Ансельм Кифер. Осирис и Исида. 1985-1987

Ансельм Кифер. Осирис и Исида. 1985-1987

Стартап-капитализм

Если, вслед за Джеймсоном, предположить, что постмодернистский субъект был создан с целью его подчинения корпоративной бюрократии — и что именно бюрократия была прослойкой между рабочей силой и властью в соответствующий, постиндустриальный период — то ясно, что такой субъект уже устарел и скоро будет уволен, а его бесконечные тексты и диссоциативные номенклатурные шутки будут забыты. Новый субъект, как мы постоянно об этом слышим, вынужден превращаться в сам себе стартап, воспринимать мир всей бесчисленностью своих нервных окончаний, держать руку на пульсе, глаз на ленте, ухо востро, смеяться над вещью и не верить в событие, но чувствовать тренды и воспринимать мир с его поверхности, ориентируясь исключительно на его текстуру — лишенную центра и каких-либо собственных (не фактических) границ. Речь все меньше может идти о знаниях в какой-либо знакомой форме, но, скорее, об интуициях, энергии, удаче и скорости реагирования.

Эти изменения связаны с рядом структурных изменений в производственных отношениях. Мы видим, как капитал перестраивается вокруг стартапов и посевных инвестиций: стремясь не пропустить ни одну возможность диспропорционального успеха, венчурная организация вкладывается во все начинания подряд, используя в качестве критерия оценки жизненную силу основателей; сам же стартап, всегда готовый к “pivot”, т.е. способный в одночасье поменять название, идею, работников и все соответствующие тексты, в итоге по своей сущности совпадает с телом его основателей, которые должны, таким образом, довести себя до “голой жизни” (эта идеология сполна описана, если не придумана, в текстах Пола Грэма). Инвестор не ищет контроля и эффективности, но ожидает “черных лебедей”, а потому от стартапа инвесторы не требуют никакой серьезной документации, отчетов и бизнес-планов; в итоге связь между телами работников и капиталом лишена какого-либо символического наполнения, она лишь существует как финансовый поток. При этом не только индивидуальные показатели отдельных стартапов не поддаются никаким предсказанию и контролю, но даже распределение прибыли между инвесторами (вообще держателями акций) в случае удачных исходов совершенно непредсказуемо. Кто именно разбогатеет в случае успеха стартапа, да даже и какую форму этот успех примет (тот или иной “выход”, IPO, какая-то продолженная форма прибыльного существования?) неясно до самого последнего момента — как показывает практика, это будет довольно непредсказуемый набор из инвесторов, основателей, сотрудников и даже каких-то случайных советчиков и аудиторов — когнитивный разрыв, шиздукция доведена до крайности.

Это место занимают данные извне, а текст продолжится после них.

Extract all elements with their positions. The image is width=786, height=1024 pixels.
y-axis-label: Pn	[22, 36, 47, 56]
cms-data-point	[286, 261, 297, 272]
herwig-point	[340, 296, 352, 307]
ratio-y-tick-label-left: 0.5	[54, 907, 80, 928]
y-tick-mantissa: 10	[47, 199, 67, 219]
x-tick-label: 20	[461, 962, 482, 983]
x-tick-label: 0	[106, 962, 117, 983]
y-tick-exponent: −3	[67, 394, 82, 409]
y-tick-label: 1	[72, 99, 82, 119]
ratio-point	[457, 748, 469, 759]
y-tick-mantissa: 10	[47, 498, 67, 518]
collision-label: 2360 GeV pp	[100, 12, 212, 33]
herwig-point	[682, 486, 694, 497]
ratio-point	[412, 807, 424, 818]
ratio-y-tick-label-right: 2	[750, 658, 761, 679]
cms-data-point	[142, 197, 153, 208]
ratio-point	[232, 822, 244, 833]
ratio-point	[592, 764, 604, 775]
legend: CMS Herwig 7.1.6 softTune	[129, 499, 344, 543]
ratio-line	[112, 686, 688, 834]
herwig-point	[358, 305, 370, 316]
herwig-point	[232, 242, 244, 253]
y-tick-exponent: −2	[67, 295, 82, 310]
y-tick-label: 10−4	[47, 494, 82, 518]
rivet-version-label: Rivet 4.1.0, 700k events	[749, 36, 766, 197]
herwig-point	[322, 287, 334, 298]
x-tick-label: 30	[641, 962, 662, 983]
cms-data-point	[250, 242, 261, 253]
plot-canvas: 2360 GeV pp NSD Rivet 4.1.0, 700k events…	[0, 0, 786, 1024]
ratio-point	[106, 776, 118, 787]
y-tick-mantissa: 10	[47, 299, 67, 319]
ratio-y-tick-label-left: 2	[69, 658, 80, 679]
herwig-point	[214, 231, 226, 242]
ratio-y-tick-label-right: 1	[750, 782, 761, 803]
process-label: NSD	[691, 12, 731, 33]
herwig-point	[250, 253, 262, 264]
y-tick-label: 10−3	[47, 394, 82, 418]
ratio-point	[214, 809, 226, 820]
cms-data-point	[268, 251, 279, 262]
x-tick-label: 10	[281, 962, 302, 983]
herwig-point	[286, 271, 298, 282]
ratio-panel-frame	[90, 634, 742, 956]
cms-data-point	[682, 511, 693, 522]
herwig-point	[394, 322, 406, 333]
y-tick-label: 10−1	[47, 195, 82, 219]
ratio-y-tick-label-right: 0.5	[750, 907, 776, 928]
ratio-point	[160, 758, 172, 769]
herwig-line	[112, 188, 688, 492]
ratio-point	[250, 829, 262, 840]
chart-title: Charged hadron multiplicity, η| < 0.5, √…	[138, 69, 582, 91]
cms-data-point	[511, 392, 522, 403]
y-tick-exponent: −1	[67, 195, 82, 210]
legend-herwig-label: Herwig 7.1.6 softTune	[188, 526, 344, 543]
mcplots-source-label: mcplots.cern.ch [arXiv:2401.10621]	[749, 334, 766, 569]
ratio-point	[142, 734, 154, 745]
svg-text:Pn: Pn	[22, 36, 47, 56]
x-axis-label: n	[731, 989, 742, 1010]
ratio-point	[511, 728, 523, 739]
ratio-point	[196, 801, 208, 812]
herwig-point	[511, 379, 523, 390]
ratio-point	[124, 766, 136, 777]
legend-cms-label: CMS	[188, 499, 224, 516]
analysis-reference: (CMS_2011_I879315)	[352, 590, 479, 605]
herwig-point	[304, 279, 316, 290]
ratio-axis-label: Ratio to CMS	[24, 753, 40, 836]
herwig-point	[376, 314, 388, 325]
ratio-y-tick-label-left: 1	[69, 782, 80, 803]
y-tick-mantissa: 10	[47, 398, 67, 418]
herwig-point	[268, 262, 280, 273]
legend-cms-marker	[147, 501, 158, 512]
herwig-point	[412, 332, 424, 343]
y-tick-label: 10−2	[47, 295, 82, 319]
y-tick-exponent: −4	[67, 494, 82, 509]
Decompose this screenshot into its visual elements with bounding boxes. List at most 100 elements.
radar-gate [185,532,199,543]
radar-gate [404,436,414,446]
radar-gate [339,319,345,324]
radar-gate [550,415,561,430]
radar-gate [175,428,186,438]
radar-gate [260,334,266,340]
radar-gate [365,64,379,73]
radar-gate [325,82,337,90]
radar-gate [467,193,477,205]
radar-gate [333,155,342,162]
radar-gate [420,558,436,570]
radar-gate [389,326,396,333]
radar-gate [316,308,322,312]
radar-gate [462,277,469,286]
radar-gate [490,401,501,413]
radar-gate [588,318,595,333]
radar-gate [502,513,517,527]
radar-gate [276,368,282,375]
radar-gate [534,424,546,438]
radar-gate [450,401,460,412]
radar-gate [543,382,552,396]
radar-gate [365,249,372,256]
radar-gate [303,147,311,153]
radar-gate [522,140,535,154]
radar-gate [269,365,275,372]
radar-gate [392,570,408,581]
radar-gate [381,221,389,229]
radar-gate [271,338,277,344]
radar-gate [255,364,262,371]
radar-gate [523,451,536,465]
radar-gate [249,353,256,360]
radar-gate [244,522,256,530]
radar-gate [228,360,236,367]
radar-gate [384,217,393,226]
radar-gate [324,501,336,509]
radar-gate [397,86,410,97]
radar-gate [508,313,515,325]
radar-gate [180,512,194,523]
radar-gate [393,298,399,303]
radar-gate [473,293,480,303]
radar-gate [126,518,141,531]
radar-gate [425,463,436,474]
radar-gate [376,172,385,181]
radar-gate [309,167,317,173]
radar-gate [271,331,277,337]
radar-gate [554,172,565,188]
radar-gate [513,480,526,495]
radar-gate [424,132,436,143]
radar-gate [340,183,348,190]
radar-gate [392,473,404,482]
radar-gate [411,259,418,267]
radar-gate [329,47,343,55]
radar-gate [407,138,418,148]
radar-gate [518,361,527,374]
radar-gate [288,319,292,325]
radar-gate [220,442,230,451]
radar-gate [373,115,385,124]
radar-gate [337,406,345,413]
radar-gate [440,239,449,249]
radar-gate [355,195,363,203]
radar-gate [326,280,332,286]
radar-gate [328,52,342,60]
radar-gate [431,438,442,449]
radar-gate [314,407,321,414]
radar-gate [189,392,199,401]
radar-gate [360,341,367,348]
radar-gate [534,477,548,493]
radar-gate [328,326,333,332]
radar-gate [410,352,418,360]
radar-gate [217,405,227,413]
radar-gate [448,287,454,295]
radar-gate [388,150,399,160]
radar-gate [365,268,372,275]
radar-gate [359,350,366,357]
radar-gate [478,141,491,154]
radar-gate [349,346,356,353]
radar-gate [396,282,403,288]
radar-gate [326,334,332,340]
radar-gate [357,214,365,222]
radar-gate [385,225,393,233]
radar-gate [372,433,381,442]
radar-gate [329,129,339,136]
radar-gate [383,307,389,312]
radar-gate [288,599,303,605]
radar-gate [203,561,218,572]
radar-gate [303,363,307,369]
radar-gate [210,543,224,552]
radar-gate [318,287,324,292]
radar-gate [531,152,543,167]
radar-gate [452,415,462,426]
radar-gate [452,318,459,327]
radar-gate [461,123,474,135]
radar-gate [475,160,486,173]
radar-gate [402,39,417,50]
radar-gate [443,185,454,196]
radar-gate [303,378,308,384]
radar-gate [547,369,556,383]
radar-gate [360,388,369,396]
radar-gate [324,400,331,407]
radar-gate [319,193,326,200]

На глобальном, интернациональном уровне мы могли бы предположить похожую модель, по мере того, как мультинациональные корпорации дают больше автономии менеджерам на местах, а сама мировая экономика определяется не столько спецификой бюрократического вмешательства запада в конкретные страны, но, скорее, ростом абстрактного долга стран третьего мира по отношению к странам первого за счет неограниченной печати долларов. Попытки же конкретного вмешательства в дела этих стран приводит к все более и более сложным и непредсказуемым результатам, которые невозможно даже однозначно оценить (ни по прибыльности, ни по улучшению политической ситуации, ни по победоносности войн), но приходится рассматривать как сложный рисунок, текстуру на поверхности того или иного государства, все больше, как это лучше всего видно прямо сейчас в Сирии, заполняющуюся непредсказуемым образом самыми разными акторами, вещами и эффектами. При этом сомнительно считать, что знания об этих акторах (уже давно более-менее доступные) как-то бы помогли выживанию (в Сирии, да и где угодно), скорее наоборот, любые попытки принимать решения на основе внешних по отношению к ситуации предположениях о целях и свойствах участников конфликта были бы глупы и даже смертельно опасны.

Речь не идет о мистике или каком-то продуктивном росте сложности. Скорее наоборот, считать, что сами процессы сложные, довольно наивно — это означало бы намекать на какую-то продуктивность погони за знанием об общей картине. Напротив, они довольно банальны, действия всех этих бизнесменов, политиков, дельцов, банкиров, инвесторов, и свою осмысленность они получают исключительно локально, в том или ином времени и месте. Положение тут имеет смысл не как раньше — как место в некой иерархии, по которой блага растекаются предсказуемым образом, — но как точка на поверхности, покрытой некой текстурой, есть на ней места пожирнее, хоть они и постоянно движутся, собираются и распадаются; находить их гораздо прибыльнее, чем понимать и объяснять логику их появления. Последнее приятно, но становится все бесполезнее — объясняя преобразования потоков, мы не можем объяснить стохастическую логику их распределения по поверхности; первое же необходимо для выживания (экономического, культурного, интеллектуального) — и мы, в общем-то, уже приспосабливаемся, никакой особой драмы в этом нет, так даже интереснее.

Нейронные сети

Текстура кошки

Текстура кошки

Нейронные сети претендуют на парадигматический пример познания в описываемом мною мире: невероятно эффективные, они умудряются решать проблемы, не производя новое знание. Нейронная сеть это набор чисел, который невозможно проанализировать с тем, чтобы понять, как сеть решает поставленные задачи: все, что мы можем сказать о структуре и содержании сети, не имеет своих концептуальных аналогов в проблеме, которую она решает.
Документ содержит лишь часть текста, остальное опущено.